Saadet Partisi’nin Çiftçi Kongresi’ne katılan Konya’da tarım ve hayvancılık yapan Hacı İyilik, "20 yıldır hayvancılık yapıyorum, ilk kez Adana'dan saman satın aldım. Eğer ben Konya Ovası'ndan, saman satın aldıysam başka bölgeler bu işin içinden nasıl çıkar bilmiyorum" dedi.

Saadet Partisi, “Geçim İttifakı” temasıyla 3 Haziran günü düzenlediği Esnaf Kongresi'nin ardından bugün de Çiftçi Kongresi'ni düzenledi.

Çiftçilik ve hayvancılıkla uğraşan vatandaşların Zoom üzerinden bir araya geldiği kongrede tarıma ve hayvancılık sorunları tartışıldı. Fındık üreticisinden çay üreticisine, hayvancılıkla uğraşandan zeytincilikle uğraşana kadar tarım ve hayvancılığın farklı alanlarından insanların buluştuğu kongrede Saadet Partisi Genel Başkanı Temel Karamollaoğlu, Ziraat Bankası tartışmalarının sürdüğü günlerde çiftçilere, "Bildiğiniz gibi bundan 90 sene önce Ziraat Bankası diye bir banka kurulmuş. Yani tarımla, ziraatla uğraşanlara destek verecek bir banka.

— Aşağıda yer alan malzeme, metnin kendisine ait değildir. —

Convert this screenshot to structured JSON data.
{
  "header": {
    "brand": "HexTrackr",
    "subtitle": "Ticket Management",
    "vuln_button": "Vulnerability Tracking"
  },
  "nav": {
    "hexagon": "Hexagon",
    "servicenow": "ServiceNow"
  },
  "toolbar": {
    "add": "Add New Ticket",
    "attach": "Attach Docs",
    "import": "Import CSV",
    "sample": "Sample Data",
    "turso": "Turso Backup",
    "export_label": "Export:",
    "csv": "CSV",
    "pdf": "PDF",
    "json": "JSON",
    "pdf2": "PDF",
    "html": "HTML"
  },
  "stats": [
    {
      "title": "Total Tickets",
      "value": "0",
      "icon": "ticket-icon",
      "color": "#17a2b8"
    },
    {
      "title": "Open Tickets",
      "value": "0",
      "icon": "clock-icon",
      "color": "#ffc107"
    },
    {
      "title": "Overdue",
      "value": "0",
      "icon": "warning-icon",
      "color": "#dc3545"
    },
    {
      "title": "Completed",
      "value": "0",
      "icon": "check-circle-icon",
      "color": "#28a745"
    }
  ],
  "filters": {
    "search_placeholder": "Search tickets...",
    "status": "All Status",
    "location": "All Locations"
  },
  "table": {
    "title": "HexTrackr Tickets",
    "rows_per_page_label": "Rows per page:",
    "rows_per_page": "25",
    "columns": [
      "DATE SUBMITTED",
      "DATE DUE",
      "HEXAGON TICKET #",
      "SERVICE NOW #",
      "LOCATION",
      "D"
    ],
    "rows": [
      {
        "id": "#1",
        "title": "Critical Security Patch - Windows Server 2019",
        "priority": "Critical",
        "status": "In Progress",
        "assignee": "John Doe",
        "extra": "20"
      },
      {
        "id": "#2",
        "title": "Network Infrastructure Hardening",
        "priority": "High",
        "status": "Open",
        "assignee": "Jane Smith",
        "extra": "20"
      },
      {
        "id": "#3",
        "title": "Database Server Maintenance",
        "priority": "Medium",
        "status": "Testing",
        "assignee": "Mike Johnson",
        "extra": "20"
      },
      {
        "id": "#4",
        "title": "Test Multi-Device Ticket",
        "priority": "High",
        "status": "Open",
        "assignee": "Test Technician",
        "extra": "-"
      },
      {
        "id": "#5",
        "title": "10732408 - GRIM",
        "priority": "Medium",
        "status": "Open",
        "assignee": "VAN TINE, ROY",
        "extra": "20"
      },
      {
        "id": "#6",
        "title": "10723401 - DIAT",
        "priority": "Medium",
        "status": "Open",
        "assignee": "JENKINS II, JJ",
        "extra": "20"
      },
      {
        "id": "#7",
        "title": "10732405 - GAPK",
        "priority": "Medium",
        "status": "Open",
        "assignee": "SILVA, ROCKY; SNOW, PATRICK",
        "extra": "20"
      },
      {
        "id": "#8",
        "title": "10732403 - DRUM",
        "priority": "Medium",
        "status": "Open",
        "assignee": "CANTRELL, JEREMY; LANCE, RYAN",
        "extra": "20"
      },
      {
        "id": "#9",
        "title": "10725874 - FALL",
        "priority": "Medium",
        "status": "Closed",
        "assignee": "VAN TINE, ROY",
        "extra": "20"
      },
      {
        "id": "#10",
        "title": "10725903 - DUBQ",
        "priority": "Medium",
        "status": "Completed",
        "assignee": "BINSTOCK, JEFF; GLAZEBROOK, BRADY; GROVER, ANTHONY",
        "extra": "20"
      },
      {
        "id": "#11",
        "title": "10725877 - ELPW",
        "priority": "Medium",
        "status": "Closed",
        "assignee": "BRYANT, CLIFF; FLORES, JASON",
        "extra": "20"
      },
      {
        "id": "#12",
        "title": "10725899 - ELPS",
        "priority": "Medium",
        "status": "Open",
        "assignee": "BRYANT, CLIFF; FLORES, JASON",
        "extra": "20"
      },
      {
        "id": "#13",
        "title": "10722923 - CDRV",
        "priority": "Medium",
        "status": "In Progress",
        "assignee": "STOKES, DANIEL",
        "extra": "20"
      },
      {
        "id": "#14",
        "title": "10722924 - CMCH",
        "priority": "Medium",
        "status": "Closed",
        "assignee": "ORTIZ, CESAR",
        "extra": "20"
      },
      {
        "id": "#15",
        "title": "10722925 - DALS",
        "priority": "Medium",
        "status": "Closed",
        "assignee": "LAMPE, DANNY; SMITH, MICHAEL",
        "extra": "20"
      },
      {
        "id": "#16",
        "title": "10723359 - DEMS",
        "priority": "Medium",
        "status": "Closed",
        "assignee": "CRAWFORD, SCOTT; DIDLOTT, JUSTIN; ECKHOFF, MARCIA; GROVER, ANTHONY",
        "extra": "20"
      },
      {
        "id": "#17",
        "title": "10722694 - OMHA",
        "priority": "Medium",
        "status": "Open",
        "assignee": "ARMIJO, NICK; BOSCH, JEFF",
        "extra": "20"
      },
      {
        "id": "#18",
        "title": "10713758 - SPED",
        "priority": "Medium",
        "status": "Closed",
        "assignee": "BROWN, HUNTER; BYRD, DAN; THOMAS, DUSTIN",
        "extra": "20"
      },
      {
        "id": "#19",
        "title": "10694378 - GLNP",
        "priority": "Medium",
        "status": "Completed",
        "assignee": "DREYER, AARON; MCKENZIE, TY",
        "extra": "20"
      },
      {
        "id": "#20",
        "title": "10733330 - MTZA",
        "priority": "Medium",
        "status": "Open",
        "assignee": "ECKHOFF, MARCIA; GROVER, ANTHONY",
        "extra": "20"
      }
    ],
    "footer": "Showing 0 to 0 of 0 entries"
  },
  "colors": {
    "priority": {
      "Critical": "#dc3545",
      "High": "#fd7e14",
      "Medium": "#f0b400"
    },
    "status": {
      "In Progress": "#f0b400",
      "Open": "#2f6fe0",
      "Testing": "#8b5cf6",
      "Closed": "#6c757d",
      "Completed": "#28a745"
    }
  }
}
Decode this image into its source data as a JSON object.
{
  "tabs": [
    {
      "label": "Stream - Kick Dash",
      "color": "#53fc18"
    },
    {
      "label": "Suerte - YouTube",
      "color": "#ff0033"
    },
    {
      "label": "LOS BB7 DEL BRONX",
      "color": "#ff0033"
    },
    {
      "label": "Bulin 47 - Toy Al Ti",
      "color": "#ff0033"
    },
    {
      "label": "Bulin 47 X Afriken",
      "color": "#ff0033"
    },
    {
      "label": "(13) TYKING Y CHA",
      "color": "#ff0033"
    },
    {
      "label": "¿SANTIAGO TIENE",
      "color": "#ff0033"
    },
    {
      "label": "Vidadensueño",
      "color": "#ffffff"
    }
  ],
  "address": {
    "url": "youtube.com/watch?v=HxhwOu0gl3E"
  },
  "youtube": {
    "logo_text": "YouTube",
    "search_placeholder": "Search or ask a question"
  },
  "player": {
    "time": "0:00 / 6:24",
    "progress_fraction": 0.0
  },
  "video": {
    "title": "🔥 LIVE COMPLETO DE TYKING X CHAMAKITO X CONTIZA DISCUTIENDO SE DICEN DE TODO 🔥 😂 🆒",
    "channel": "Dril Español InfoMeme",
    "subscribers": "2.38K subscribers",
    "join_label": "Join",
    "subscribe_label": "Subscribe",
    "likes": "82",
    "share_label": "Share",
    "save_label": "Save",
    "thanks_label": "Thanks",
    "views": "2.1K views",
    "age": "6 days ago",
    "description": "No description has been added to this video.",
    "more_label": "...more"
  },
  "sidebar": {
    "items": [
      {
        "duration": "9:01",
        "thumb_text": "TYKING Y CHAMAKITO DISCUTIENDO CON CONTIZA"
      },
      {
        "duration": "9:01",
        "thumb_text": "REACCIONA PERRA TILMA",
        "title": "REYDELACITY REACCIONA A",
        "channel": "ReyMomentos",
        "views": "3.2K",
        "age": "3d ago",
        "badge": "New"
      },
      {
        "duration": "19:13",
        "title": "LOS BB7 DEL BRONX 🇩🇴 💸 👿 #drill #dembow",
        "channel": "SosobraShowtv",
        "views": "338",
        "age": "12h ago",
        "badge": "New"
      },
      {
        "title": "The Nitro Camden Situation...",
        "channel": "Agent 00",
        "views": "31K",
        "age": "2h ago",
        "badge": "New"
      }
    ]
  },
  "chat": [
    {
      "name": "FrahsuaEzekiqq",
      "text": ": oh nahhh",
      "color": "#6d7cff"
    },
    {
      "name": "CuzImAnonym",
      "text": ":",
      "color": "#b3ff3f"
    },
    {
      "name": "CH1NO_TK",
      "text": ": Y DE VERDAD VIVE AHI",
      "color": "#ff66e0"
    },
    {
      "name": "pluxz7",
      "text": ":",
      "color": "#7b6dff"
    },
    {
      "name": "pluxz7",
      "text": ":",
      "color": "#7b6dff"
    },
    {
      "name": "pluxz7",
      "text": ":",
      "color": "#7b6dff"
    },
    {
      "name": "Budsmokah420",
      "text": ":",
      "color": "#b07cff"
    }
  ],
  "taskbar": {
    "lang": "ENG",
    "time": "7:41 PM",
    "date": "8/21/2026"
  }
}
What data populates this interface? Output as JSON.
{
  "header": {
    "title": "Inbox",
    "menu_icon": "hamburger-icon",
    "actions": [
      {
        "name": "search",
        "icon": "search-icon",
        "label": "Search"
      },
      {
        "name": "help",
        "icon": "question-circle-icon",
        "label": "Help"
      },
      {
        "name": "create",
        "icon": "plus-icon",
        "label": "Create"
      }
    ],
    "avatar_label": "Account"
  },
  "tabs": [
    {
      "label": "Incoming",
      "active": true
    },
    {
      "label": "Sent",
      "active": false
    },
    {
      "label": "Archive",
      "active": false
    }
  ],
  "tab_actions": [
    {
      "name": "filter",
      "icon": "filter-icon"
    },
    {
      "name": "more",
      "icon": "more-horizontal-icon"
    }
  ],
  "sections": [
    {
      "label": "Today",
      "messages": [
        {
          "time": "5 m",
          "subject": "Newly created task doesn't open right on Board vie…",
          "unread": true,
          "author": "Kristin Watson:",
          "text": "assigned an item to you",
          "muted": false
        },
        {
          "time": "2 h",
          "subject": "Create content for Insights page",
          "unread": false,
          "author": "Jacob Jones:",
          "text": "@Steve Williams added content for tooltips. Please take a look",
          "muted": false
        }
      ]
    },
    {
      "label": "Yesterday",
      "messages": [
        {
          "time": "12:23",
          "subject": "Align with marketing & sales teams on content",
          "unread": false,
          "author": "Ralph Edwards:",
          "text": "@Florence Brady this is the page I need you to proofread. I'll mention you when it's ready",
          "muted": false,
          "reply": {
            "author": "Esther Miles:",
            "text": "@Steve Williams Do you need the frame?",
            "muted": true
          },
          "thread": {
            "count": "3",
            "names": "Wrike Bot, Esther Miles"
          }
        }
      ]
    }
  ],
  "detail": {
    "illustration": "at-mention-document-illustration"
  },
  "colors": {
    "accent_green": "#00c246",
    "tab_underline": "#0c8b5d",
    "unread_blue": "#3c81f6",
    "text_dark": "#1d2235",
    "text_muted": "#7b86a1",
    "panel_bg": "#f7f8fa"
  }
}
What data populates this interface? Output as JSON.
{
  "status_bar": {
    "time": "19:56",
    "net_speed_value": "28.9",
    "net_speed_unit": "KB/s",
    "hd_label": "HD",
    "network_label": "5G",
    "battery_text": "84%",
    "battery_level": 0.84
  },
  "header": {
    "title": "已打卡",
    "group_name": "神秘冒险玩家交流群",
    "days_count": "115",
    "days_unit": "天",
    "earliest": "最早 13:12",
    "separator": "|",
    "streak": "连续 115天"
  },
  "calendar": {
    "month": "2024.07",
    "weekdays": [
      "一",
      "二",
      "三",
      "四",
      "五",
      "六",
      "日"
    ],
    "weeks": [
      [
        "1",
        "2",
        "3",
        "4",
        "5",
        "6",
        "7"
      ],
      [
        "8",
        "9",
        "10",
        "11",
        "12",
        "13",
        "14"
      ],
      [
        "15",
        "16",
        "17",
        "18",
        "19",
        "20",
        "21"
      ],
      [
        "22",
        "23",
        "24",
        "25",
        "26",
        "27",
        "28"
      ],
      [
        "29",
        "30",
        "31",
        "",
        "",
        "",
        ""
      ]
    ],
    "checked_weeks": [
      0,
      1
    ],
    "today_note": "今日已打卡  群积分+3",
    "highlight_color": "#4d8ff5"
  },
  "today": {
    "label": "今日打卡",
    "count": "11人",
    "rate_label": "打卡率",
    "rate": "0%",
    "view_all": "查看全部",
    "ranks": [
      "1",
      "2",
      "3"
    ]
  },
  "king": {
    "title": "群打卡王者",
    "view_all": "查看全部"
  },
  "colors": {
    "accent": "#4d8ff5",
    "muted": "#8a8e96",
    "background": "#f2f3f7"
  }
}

Kaçınız bu bankadan istifade edebiliyorsunuz?" diye sordu.

Kongrenin açılışında konuşan Karamollaoğlu’nun açıklamaları şöyle:

"GEÇEN SENE SİZE 41 MİLYAR DESTEK VERİLMESİ İCAP EDERDİ, YARISINI VEREBİLDİLER"

"İnsan, yemeden içmeden hayatını devam ettiremez. Bundan dolayıdır ki tarım sektörü en stratejik sektördür. Uzaya gitmekten önce gelir, başka bütün sektörlerden önce gelir. Önce karnımız doyacak, yaşayacağız, ihtiyaçlarımızı en uygun şekilde karşılayacağız ki hayatımız devam edebilsin. Bunu da sağlayan siz kıymetli çiftçi kardeşlerimizsiniz. Elbette bunu yerine getirirken de siz kendi ihtiyaçlarınızı karşılamak durumundasınız. Bundan dolayı devletin çiftçiyi desteklenmesi icap eden en önemli kesim olarak görmesi gerekir. Bunu da aslında düşünmüşler. 2006 yılında bir kanun çıkardılar. Dediler ki 'Çiftçinin desteklenmesi için her sene bütçeden milli gelirin en az yüzde 1'i kadar çiftçiye destek vermeliyiz.' Bu kanunu çıkaranlar bu kanunu çıkardıklarından beri buna hiçbir sene uymadılar. Geçen sene bütçe ve milli gelir düşünüldüğünde size 41 milyar destek verilmesi icap ederdi, bunun yarısını verebildiler. Bu sene yine aynı şekilde. Herhangi bir şekilde bir sıkıntıyla karşı karşıya kaldığınızda bu destekleri kullanacağınıza devlet sizi bankalara yönlendiriyor. Bu sefer bankaya gittiğinizde karşınıza bir faiz yükü çıkıyor. Sadece kullandığınız parayı değil bir de onun faizini de karşılamak mecburiyetinde kalıyorsunuz.

"90 SENE ÖNCE ZİRAAT BANKASI DİYE BİR BANKA KURULMUŞ, KAÇINIZ BU BANKADAN İSTİFADE EDEBİLİYORSUNUZ?"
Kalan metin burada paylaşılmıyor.